Yıldırım, "Gelecek 5 yıl içinde, raylı sistemin payını yüzde 48'e çıkaracağız. 518 kilometre toplam raylı taşıma sistemi olacak. Yüzde 48'e çıkarmak demek, kara yolunun payının da yüzde 48'e düşmesi demek. Ediyor 96, geriye yüzde 4 kaldı. O da deniz taşımacılığı. Bazıları 'Deniz taşımacılığıyla İstanbul'un sorunları yüzde 100 çözülür.' diyorlar. Böyle bir şey yok. Ben denizciyim. Ömrüm bu işlerde geçti. Karşıdan karşıya geçişlerin sayısı belli. Eskiden 2 köprü vardı, şimdi 3 köprü oldu. Yetmedi, Marmaray'ı da koyduk, yaptık, Avrasya Tüneli'ni de yaptık. 5 tane geçiş var." ifadelerini kullandı.
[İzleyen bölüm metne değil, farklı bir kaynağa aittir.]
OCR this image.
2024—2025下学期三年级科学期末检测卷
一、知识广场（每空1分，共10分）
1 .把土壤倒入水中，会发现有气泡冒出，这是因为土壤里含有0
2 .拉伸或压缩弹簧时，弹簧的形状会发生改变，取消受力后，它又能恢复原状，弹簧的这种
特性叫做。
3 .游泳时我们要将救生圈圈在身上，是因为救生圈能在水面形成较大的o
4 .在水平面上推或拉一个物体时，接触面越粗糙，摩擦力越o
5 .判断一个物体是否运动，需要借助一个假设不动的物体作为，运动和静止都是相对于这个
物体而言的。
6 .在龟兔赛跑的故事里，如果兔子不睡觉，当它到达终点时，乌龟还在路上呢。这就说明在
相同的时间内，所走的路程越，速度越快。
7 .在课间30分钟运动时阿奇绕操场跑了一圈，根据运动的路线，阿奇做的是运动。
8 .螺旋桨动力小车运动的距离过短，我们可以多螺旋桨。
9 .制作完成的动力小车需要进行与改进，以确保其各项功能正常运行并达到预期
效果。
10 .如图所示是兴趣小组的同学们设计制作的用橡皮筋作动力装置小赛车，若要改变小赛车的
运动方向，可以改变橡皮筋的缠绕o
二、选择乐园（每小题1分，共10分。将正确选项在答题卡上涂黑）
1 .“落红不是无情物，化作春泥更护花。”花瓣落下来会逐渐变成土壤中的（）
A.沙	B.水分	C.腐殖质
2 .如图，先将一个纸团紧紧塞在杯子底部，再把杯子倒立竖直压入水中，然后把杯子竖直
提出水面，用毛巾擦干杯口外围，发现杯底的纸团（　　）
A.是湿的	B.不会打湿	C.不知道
Toplu ulaşımda entegrasyonu geliştireceklerini, park alanlarını artıracaklarını ve raylı sistemi yayacaklarını vurgulayan Yıldırım, "Biz şunu taahhüt ediyoruz, 5 sene içerisinde, her yöne vatandaş 750 metre gittiğinde bir toplu taşıma istasyonuna varacak. 750 metre yarıçapında ister doğu, ister batı, ister kuzey, ister güney, burada bir toplu taşıma istasyonu... Bu bir metrobüs, deniz taşımacılığı, bir iskele olabilir veya bir metro durağı olabilir." şeklinde konuştu.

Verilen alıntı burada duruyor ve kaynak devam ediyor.